Czy można upubliczniać numer rejestracyjny auta? To pytanie w sieci pojawia się notorycznie. Nasiliło się to zwłaszcza w momencie, gdy popularne stały się kamerki samochodowe i wrzucanie do sieci kompilacji z polskich dróg. W wielu nagraniach, autorzy zamazują rejestrację. Dzieje się to nawet w momencie, gdy kierowcy występujący na filmach ewidentnie łamią przepisy i narażają zdrowie lub życie innych. Mimo to w autorach zwykle panuje niepewność i strach przed zdradzeniem zbyt wielu informacji, w obawie przed pociągnięciem do odpowiedzialności prawnej. Spór dotyczył także zdjęć z widocznymi tablicami rejestracyjnymi. Tymczasem sąd cywilny w Warszawie orzekł, czy pokazywanie numerów rejestracyjnych jest dozwolone. Wyrok może zaskoczyć wielu z was.

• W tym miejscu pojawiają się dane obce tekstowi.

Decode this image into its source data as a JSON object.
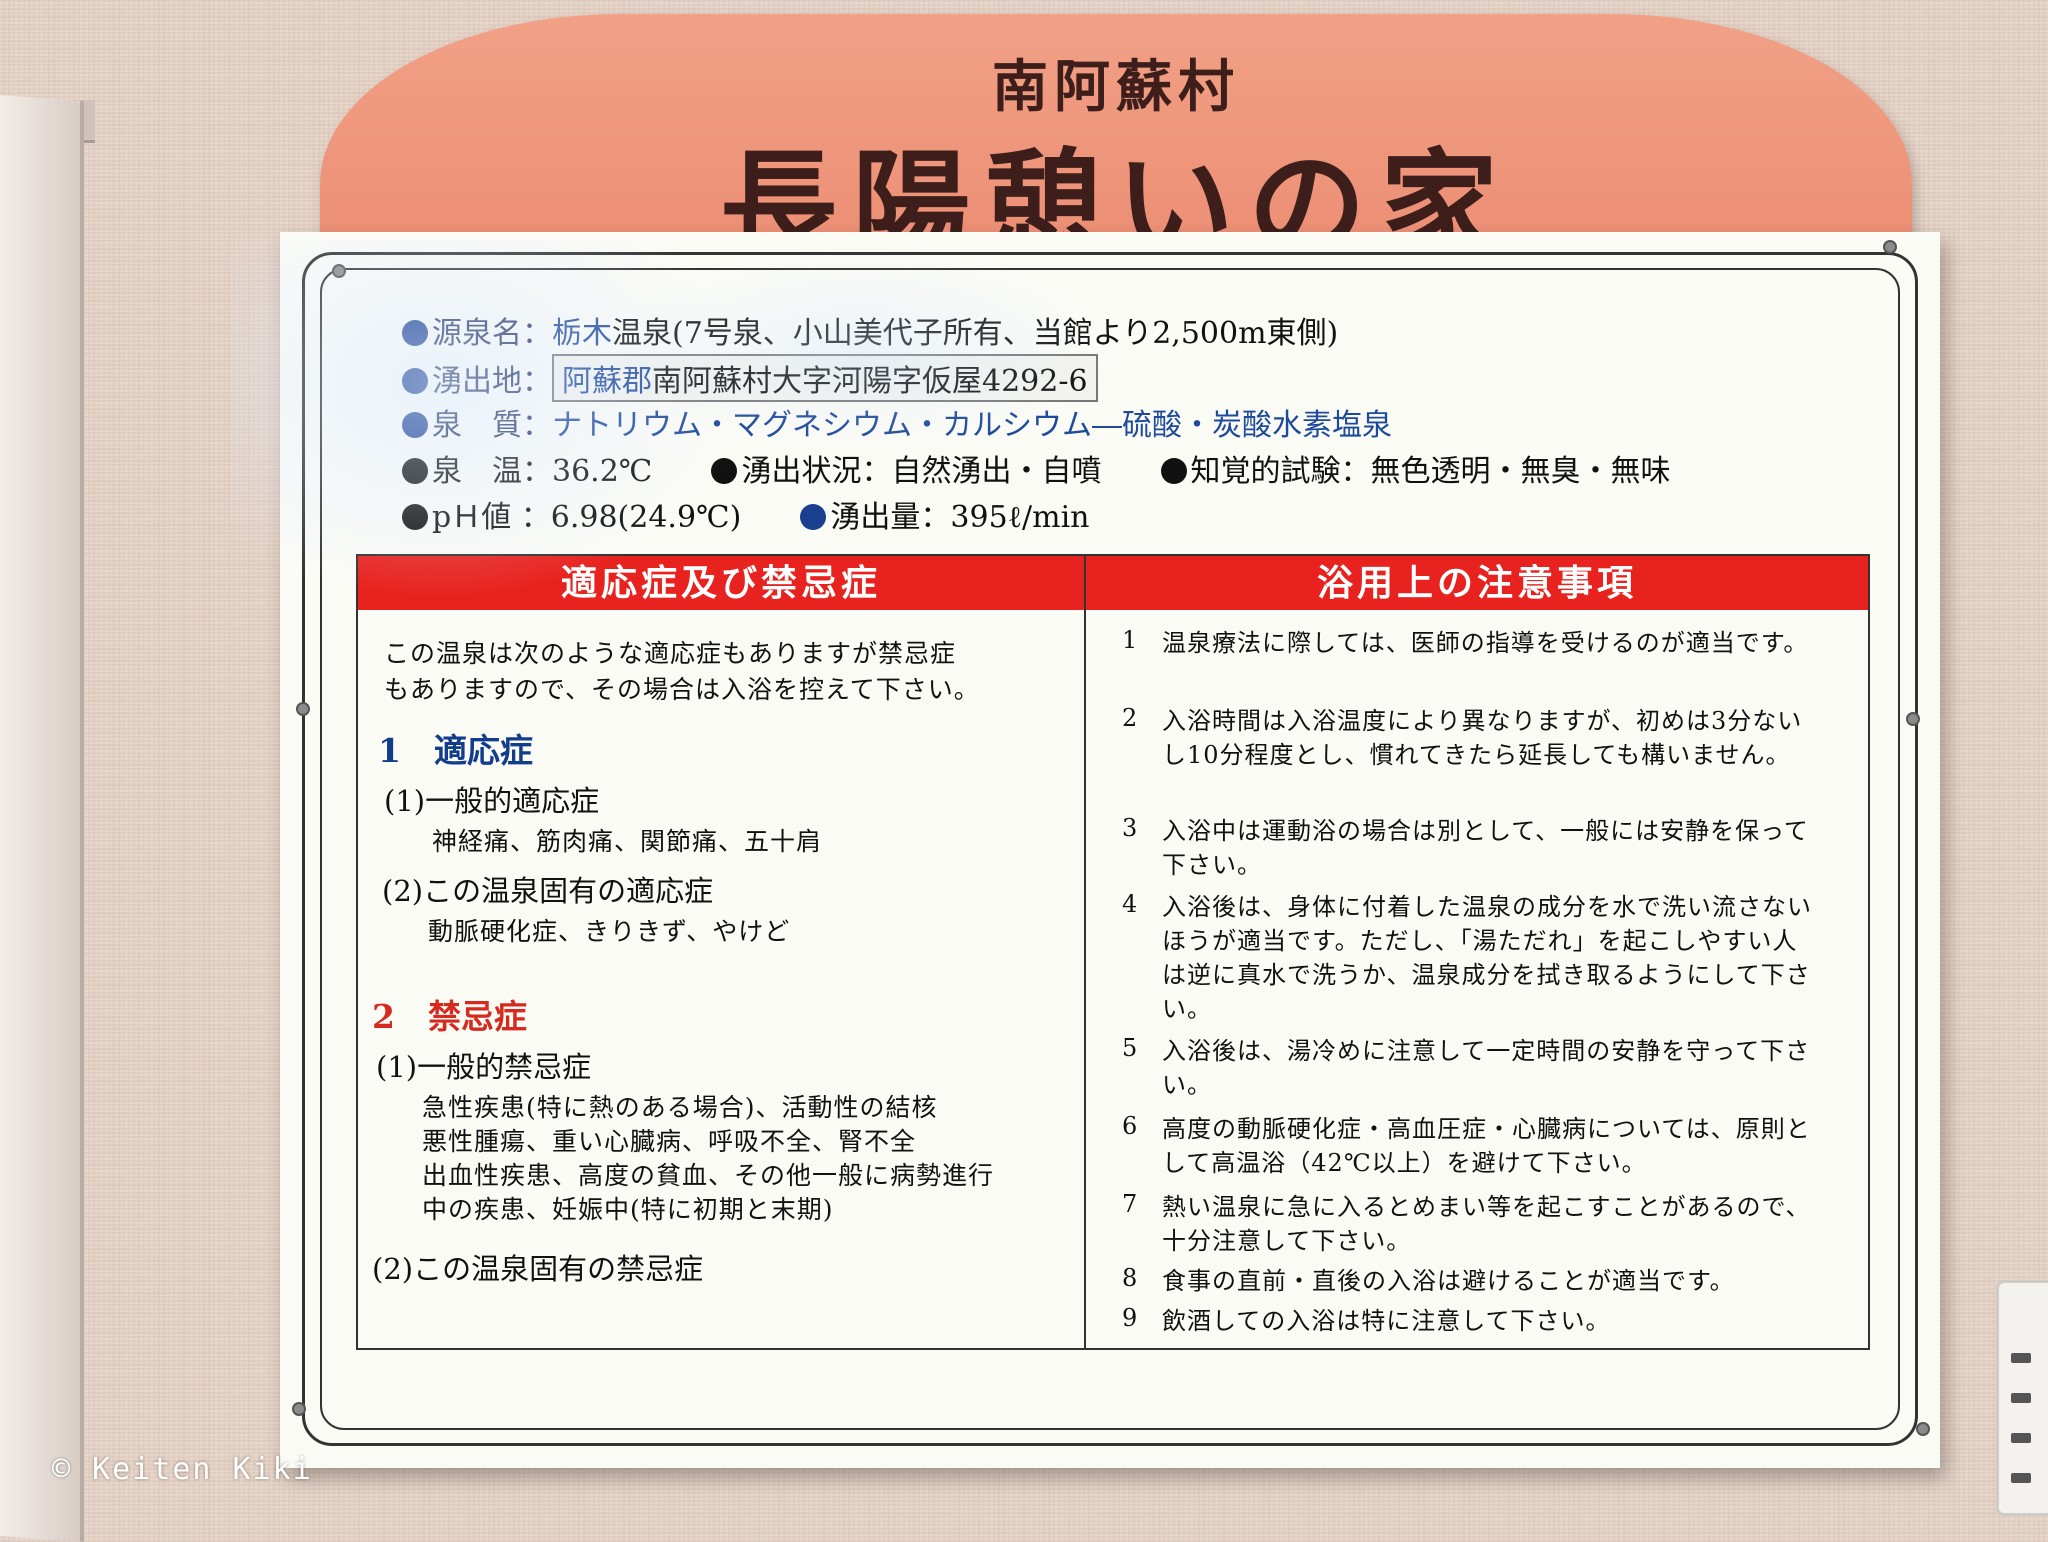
{
  "sign": {
    "subtitle": "南阿蘇村",
    "title": "長陽憩いの家"
  },
  "info": {
    "source": {
      "key": "源泉名：",
      "value_a": "栃木",
      "value_b": "温泉(7号泉、小山美代子所有、当館より2,500m東側)"
    },
    "location": {
      "key": "湧出地：",
      "value_a": "阿蘇郡",
      "value_b": "南阿蘇村大字河陽字仮屋4292-6"
    },
    "quality": {
      "key": "泉　質：",
      "value": "ナトリウム・マグネシウム・カルシウム―硫酸・炭酸水素塩泉"
    },
    "temp": {
      "key": "泉　温：",
      "value": "36.2℃"
    },
    "status": {
      "key": "湧出状況：",
      "value": "自然湧出・自噴"
    },
    "sensory": {
      "key": "知覚的試験：",
      "value": "無色透明・無臭・無味"
    },
    "ph": {
      "key": "pＨ値 ：",
      "value": "6.98(24.9℃)"
    },
    "flow": {
      "key": "湧出量：",
      "value": "395ℓ/min"
    }
  },
  "left_panel": {
    "heading": "適応症及び禁忌症",
    "intro_1": "この温泉は次のような適応症もありますが禁忌症",
    "intro_2": "もありますので、その場合は入浴を控えて下さい。",
    "indications": {
      "title": "1　適応症",
      "general_title": "(1)一般的適応症",
      "general_text": "神経痛、筋肉痛、関節痛、五十肩",
      "specific_title": "(2)この温泉固有の適応症",
      "specific_text": "動脈硬化症、きりきず、やけど"
    },
    "contraindications": {
      "title": "2　禁忌症",
      "general_title": "(1)一般的禁忌症",
      "general_lines": [
        "急性疾患(特に熱のある場合)、活動性の結核",
        "悪性腫瘍、重い心臓病、呼吸不全、腎不全",
        "出血性疾患、高度の貧血、その他一般に病勢進行",
        "中の疾患、妊娠中(特に初期と末期)"
      ],
      "specific_title": "(2)この温泉固有の禁忌症"
    }
  },
  "right_panel": {
    "heading": "浴用上の注意事項",
    "items": [
      {
        "num": "1",
        "text": "温泉療法に際しては、医師の指導を受けるのが適当です。"
      },
      {
        "num": "2",
        "text": "入浴時間は入浴温度により異なりますが、初めは3分ないし10分程度とし、慣れてきたら延長しても構いません。"
      },
      {
        "num": "3",
        "text": "入浴中は運動浴の場合は別として、一般には安静を保って下さい。"
      },
      {
        "num": "4",
        "text": "入浴後は、身体に付着した温泉の成分を水で洗い流さないほうが適当です。ただし、「湯ただれ」を起こしやすい人は逆に真水で洗うか、温泉成分を拭き取るようにして下さい。"
      },
      {
        "num": "5",
        "text": "入浴後は、湯冷めに注意して一定時間の安静を守って下さい。"
      },
      {
        "num": "6",
        "text": "高度の動脈硬化症・高血圧症・心臓病については、原則として高温浴（42℃以上）を避けて下さい。"
      },
      {
        "num": "7",
        "text": "熱い温泉に急に入るとめまい等を起こすことがあるので、十分注意して下さい。"
      },
      {
        "num": "8",
        "text": "食事の直前・直後の入浴は避けることが適当です。"
      },
      {
        "num": "9",
        "text": "飲酒しての入浴は特に注意して下さい。"
      }
    ]
  },
  "credit": "© Keiten Kiki"
}
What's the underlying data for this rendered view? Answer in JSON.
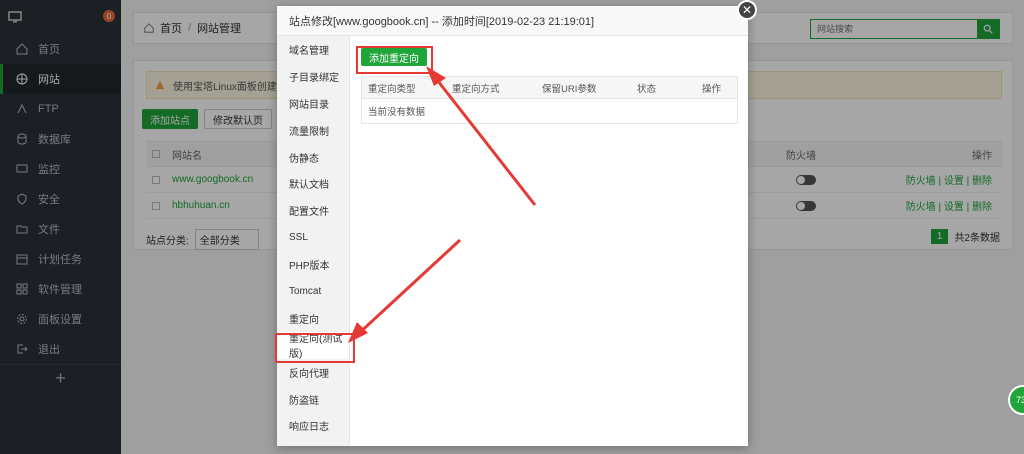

Czy można upubliczniać numer rejestracyjny auta? Jest wyrok sądu, który wielu z was zaskoczy!
Numer rejestracyjny samochodu – z jak wrażliwymi danymi mamy do czynienia? Czy można go upubliczniać? Z takim pytaniem niejednokrotnie mierzyło się wielu internautów. Jak wspomnieliśmy we wstępie, zaczęto się nad tym zastanawiać zwłaszcza w momencie, gdy popularne stały się kompilacje z polskich dróg, nagrywane kamerkami samochodowymi. W pewnym momencie numery rejestracyjne zaczęto zamazywać. Głównie w obawie przed zdradzeniem pewnych danych. Warto jednak dodać, że sprawa w głównej mierze tyczy się zdjęć samochodów z widoczną rejestracją.
Pojawiało się jednak pytanie – czy upubliczniać samochody z numerami „blach” można bez obaw o konsekwencje? Odpowiedział na nie w końcu sąd cywilny w Warszawie.
Numer rejestracyjny można publikować – nie są to dane osobowe
Jak wcześniej wspomniano, sprawą zajął się odpowiedni organ – mianowicie sąd cywilny w Warszawie. O całej sprawie rozpisuje się także portal branżowy autokult.pl. Tam też czytamy wyrok sądu, który brzmi następująco:
Rozpowszechnianie fotografii samochodu z widocznymi tablicami rejestracyjnymi nie godzi w zasady RODO ani dobra osobiste, gdyż same numery to zbyt mało by zidentyfikować właściciela.
Sądy już niejednokrotnie orzekały w sprawie numerów rejestracyjnych. Właściciele, których pojazdy z tablicami upubliczniono, często próbowali dociekać swoich praw, powołując się na RODO. Sąd przeważnie tłumaczy jednak, że rejestracje samochodowe to nie dane osobowe. Dodatkowo argumentacja polegała na tym, że nie ma możliwości powiązania numerów rejestracyjnych z osobami fizycznymi „bez ponoszenia nadmiernego wysiłku i kosztów”, o czym także pisze portal autokult.pl.